Remarkable “dashcam”-style footage pioneered in the 1960s by a rally car designer has gone on show at the National Library of Scotland’s new film repository.
James Anderson, who owned a garage at Newton Mearns on the southern edge of Glasgow, attached cameras to his self-built cars, which provide historic film of motoring in and around Glasgow.
The inventor of the acclaimed “Anderson Special” vehicles and keen amateur film-maker also captured a young Stirling Moss racing at Turnberry in the 1950s.
His films, which are available at the NLS’s Moving Image Archive at the Kelvin Hall in Glasgow, also include 1931 footage of trials of a pioneering “railplane” built above a railway line in Milngavie.
Liam Paterson, an assistant curator at the archive, said the car footage suggested Anderson was demonstrating his technical prowess.
He said: “The film is incredibly clear and shake free. It may have been to show off how smooth the car’s suspension was. He built cars from scratch to an extremely high specification.”
The vehicles, specially designed for rough ground, were developed for road and hill races.
They were described by commentators as “smooth-running, agile and powerful” and said to have reached 100mph.
Anderson’s innovative touches included headlamps which swivelled out, and positioning the speedometer at the end of the bonnet so the driver could focus on the road.
One of Anderson’s cars, and a model of the railplane, are on display the Kelvingrove Art Gallery and Museum, opposite the Kelvin Hall.
Paterson said the wide range of subjects in Anderson’s films, which were donated by a relative, showed his fascination with all forms of transport.
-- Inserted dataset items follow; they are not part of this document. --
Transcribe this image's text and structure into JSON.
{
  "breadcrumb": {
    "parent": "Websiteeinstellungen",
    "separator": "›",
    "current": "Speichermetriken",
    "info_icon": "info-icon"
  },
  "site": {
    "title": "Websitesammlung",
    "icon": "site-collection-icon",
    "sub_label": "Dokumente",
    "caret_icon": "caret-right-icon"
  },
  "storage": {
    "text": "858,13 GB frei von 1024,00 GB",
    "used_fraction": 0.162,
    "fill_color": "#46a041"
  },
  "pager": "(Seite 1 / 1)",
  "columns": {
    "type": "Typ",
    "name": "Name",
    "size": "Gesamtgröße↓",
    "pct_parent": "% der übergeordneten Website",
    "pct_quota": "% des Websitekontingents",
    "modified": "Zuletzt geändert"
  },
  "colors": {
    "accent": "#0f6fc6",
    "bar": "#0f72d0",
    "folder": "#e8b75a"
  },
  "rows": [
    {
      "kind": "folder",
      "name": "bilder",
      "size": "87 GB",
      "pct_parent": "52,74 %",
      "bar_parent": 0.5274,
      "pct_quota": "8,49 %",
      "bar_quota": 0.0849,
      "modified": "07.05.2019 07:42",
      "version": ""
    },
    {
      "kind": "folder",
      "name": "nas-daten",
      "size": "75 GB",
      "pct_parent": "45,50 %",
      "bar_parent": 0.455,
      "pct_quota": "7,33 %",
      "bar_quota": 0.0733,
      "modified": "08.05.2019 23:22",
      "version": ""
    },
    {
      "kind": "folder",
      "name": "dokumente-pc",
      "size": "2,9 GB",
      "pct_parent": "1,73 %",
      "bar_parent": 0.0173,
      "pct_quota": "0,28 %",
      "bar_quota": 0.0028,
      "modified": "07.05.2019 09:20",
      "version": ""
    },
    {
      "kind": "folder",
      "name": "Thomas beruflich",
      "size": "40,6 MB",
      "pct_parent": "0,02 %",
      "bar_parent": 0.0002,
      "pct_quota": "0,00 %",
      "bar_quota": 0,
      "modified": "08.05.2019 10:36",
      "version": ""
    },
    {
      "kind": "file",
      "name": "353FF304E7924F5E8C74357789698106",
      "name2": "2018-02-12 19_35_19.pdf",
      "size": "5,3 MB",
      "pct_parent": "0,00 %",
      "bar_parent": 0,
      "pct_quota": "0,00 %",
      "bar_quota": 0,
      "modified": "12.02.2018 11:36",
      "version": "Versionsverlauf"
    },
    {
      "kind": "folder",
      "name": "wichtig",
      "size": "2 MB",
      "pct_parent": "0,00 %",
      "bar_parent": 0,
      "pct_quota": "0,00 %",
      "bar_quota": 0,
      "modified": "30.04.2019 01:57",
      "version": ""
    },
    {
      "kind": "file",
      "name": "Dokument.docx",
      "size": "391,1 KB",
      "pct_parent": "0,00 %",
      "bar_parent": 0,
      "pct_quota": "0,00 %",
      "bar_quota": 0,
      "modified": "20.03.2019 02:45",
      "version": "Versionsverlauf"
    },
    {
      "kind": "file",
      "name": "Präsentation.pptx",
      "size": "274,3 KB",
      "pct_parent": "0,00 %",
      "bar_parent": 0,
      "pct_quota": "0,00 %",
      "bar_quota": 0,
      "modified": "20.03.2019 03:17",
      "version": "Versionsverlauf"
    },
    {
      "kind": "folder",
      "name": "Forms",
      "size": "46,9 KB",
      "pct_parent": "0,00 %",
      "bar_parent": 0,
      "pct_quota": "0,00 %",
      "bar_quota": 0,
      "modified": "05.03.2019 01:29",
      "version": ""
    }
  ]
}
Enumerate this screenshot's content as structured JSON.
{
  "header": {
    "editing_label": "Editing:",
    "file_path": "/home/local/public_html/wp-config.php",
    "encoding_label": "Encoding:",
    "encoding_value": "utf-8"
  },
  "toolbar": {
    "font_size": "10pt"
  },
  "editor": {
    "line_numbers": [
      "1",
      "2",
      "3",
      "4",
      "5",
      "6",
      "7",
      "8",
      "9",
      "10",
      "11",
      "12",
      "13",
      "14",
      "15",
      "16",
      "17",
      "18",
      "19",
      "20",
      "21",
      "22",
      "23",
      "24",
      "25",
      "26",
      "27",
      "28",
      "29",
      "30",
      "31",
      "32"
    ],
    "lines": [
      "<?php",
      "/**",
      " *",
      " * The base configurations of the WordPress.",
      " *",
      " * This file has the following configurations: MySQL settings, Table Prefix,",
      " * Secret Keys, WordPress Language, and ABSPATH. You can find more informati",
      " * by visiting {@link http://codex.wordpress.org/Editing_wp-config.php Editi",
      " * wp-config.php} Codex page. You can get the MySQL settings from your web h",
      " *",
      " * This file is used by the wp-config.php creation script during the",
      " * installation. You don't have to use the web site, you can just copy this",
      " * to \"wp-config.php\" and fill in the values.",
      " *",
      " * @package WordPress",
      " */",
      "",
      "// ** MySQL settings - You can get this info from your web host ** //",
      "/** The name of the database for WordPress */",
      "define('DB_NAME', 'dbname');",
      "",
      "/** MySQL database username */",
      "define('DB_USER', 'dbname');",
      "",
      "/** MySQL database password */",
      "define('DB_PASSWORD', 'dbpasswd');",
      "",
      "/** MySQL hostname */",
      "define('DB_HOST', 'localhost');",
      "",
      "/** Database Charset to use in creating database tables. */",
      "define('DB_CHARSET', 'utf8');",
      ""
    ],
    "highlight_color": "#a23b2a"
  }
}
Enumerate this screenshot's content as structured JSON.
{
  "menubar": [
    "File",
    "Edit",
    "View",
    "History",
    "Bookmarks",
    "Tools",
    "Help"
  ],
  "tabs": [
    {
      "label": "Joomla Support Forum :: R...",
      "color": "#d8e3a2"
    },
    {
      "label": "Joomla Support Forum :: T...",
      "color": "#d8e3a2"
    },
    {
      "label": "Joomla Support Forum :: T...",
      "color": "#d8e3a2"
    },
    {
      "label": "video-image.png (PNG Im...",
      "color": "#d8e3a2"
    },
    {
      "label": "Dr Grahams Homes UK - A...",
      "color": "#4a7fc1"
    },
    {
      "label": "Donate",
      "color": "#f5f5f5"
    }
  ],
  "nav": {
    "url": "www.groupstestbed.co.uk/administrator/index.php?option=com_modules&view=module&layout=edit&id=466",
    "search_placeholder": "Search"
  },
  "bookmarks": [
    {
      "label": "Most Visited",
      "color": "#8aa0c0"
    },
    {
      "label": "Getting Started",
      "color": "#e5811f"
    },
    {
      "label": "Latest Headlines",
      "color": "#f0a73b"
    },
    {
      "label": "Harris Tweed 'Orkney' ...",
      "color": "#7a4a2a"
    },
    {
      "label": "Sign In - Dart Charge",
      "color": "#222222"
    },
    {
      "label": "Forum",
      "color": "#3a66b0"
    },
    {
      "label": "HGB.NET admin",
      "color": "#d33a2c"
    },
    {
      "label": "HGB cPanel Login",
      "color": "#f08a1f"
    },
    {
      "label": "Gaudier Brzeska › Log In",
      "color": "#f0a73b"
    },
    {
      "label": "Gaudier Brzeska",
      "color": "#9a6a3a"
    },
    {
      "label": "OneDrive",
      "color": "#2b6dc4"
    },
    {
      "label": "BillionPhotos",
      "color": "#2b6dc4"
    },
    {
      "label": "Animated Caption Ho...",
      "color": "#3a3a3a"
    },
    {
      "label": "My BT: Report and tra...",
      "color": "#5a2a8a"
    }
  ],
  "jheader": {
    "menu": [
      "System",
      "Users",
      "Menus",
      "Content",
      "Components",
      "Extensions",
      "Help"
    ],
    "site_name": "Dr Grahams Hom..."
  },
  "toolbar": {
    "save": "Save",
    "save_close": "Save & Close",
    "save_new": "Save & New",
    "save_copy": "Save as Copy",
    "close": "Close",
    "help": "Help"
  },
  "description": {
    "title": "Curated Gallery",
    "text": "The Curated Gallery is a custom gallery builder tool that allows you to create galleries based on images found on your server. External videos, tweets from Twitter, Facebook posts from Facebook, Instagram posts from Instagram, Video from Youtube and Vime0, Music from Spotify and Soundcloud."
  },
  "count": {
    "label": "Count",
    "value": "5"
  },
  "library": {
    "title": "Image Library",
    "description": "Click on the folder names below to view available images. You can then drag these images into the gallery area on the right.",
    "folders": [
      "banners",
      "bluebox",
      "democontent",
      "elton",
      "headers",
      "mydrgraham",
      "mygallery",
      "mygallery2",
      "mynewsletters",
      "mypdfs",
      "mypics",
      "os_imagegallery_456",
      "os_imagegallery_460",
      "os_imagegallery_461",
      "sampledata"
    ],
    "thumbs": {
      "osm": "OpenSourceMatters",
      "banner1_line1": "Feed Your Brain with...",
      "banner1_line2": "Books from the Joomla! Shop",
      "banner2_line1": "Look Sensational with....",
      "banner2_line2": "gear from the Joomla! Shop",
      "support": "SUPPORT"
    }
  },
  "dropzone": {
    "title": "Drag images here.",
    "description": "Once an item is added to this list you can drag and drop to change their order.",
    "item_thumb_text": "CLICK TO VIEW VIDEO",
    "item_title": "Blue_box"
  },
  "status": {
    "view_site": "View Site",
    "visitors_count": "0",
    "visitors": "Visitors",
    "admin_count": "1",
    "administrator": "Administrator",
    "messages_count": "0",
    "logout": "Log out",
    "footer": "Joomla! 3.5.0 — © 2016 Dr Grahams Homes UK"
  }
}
He said: “He was interested in anything that moved.”
Anderson’s footage of the railplane shows passengers emerging from the craft - a cross between a monorail and an airship - including chief engineer Hugh Fraser.
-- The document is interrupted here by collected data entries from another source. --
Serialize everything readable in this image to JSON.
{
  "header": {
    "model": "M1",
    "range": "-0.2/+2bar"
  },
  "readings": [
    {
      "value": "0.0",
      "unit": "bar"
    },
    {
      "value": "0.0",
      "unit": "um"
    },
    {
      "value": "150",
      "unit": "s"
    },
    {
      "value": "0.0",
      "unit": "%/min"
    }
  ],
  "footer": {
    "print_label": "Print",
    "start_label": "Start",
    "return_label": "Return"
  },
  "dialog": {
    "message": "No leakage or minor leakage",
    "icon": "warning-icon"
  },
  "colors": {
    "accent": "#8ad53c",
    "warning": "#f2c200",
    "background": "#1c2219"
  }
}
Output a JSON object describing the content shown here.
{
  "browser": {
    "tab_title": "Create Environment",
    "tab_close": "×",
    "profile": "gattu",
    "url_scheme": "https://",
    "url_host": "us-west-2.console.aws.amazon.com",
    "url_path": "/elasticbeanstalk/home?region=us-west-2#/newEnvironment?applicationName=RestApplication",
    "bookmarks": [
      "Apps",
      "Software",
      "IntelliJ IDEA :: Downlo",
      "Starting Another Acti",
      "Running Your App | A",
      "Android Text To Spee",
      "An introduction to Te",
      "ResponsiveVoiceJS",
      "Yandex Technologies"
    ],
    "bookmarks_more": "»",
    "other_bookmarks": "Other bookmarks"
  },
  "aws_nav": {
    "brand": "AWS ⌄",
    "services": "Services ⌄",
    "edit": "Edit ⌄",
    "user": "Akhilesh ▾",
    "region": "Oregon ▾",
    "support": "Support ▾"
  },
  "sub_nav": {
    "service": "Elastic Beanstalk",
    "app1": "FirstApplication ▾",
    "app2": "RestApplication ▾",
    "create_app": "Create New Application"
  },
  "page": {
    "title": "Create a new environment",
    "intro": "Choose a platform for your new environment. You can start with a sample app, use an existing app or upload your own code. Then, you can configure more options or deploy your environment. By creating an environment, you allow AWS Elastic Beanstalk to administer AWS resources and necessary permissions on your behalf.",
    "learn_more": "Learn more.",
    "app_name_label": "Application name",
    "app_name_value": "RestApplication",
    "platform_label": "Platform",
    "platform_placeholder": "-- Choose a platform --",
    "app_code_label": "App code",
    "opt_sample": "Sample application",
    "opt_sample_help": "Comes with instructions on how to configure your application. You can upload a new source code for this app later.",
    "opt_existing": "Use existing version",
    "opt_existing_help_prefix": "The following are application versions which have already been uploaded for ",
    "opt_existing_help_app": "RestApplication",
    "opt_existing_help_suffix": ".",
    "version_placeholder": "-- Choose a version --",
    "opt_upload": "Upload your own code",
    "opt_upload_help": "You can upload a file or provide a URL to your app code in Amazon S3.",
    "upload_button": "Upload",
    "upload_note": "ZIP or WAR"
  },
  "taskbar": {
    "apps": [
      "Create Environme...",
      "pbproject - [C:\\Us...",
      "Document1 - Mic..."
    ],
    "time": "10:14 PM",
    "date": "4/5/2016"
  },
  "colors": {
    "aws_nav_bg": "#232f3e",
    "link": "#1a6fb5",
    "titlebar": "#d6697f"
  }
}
Its 130m-long test track was built in 1930 in an attempt to prove its potential for rapidly moving people over congested streets without the need for extra land.
The railplane had a predicted top speed of 120mph, but the track was too short to prove it.
Built by airship maker William Beardmore and Company in Glasgow, there were planned railplane routes to Balloch at the southern end of Loch Lomond, London-Paris and Jerusalem-Tel Aviv.
However, George Bennie, its inventor, failed to attract investors and he died bankrupt in 1957.
The films are among nearly 900 transport-related films in the archive, more than 500 of which are already available to view at the centre, which some also accessible online.
They include footage of the construction of major roads such as the A8 and A9, ship launches, motorcycle racing from the 1930s, and trams travelling through Glasgow.
Highlights are shown on a giant video wall positioned at the archive’s entrance, which is visible from the far end of the access corridor, virtually the length of the Kelvin Hall.